Миф о бедности Адамовича. Напротив, он был вполне обеспечен и мог бы, по его же словам, зарабатывать много больше — скриптами для радио «Свобода» и статьями в журналах и газетах.
— Но на что мне столько денег? Я и так впервые чувствую себя буржуем — к моему собственному удивлению. Даже обзавелся банковским счетом. Каждый раз, когда выписываю чек, спрашиваю себя: «Маргарита, ты ли это?» Не верится, да и только. Ведь я постоянно находился накануне катастрофы, «страшной бездны на краю» — из-за карт. А теперь, в особенности после инфаркта, — ни карт, ни рулетки. Тишь да гладь — Божья благодать. Но — «О, как все это я любил».
Покинутым он также совсем не был.
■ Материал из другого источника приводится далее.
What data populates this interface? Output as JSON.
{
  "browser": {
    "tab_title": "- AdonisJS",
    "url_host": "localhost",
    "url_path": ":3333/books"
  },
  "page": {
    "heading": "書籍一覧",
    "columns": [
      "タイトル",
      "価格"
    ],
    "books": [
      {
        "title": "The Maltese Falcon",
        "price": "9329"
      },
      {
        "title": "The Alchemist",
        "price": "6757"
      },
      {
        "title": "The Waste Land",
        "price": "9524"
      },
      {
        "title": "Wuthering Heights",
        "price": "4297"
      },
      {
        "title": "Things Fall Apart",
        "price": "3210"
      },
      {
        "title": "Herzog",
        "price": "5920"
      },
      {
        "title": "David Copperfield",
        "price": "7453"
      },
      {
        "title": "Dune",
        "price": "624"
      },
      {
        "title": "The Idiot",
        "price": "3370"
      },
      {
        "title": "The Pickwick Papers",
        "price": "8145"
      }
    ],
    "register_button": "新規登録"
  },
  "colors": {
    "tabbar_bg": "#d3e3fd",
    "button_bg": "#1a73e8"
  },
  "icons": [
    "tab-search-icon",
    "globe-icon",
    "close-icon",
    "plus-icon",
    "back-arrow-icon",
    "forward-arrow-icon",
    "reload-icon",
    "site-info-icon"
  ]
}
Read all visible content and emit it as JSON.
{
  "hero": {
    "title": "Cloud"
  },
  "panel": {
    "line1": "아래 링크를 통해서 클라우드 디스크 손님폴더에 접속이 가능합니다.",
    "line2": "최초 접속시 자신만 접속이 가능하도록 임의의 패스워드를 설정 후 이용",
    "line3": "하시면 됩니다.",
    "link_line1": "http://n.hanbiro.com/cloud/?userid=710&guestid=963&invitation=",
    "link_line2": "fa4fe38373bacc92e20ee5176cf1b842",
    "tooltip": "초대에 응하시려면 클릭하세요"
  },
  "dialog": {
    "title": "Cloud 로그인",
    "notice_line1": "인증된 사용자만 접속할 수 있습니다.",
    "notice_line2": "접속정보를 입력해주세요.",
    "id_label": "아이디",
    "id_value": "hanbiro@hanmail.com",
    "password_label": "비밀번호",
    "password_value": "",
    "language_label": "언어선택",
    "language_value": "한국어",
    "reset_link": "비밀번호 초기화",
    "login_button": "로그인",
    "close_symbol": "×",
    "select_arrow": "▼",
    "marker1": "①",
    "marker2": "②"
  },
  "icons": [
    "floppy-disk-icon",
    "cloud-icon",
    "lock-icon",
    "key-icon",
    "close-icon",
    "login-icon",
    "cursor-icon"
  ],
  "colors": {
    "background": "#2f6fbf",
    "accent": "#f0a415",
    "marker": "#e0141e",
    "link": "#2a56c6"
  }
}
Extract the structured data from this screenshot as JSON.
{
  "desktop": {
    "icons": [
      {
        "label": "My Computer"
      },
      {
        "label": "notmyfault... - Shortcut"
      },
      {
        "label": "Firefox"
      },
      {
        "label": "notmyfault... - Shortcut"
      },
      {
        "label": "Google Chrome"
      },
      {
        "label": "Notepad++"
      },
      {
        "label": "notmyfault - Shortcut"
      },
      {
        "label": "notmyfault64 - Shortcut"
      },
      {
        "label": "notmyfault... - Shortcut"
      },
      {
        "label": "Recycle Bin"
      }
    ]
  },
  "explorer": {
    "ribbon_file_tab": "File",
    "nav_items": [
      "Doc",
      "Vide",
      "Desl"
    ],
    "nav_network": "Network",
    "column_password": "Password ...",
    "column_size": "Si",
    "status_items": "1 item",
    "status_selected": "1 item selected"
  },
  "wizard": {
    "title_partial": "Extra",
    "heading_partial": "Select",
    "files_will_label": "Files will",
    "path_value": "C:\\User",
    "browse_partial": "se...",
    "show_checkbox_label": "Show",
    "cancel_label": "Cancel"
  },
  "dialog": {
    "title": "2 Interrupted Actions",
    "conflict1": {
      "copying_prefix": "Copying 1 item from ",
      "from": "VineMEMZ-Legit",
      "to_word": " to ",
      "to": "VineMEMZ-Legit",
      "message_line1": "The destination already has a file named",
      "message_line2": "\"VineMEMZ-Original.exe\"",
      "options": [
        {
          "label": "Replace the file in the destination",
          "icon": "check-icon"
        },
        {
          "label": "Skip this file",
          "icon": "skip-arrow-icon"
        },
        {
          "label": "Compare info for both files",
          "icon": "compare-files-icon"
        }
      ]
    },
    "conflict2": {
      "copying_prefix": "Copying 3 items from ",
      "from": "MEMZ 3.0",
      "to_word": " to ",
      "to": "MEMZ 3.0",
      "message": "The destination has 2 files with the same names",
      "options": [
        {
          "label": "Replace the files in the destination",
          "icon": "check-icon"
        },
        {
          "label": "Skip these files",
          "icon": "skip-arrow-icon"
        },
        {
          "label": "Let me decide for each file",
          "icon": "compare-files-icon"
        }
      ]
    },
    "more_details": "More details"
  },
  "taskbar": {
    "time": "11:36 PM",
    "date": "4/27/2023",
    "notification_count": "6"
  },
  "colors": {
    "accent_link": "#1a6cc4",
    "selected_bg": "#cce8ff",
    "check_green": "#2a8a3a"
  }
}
Даже напротив. Он не раз жаловался мне на переизбыток дружеских забот и приглашений. А ходить в гости так утомительно. Вот телефонные разговоры — дело другое. По телефону он мог говорить часами и ежедневно вел бесконечные беседы с целым рядом знакомых. На меня он даже обижался: «Отчего вы так редко мне звоните?»
И еще один, пожалуй, самый нелепый миф — будто Адамовича очень мучила совесть оттого, что он проиграл в карты деньги, вырученные от продажи виллы в Ницце, принадлежавшей его матери. Эта вилла якобы была всем тем, что осталось от ее былого богатства, и, проиграв ее, он обрек свою мать на бедность. И этого он никак не мог себе простить, так как боготворил свою мать.
Но никакой виллы, как и никакого богатства, у его матери и в помине не было. Отец Адамовича был «тюремным генералом», то есть не то директором тюрьмы, не то управляющим ее в генеральском чине. Он рано умер, оставив жене и четырем детям всего лишь скудную пенсию. Адамович, чтобы помочь матери сводить концы с концами и поддерживать известный «стэндинг»1, еще гимназистом давал уроки, а студентом ездил «на кондиции»2 летом — «обучать оболтусов».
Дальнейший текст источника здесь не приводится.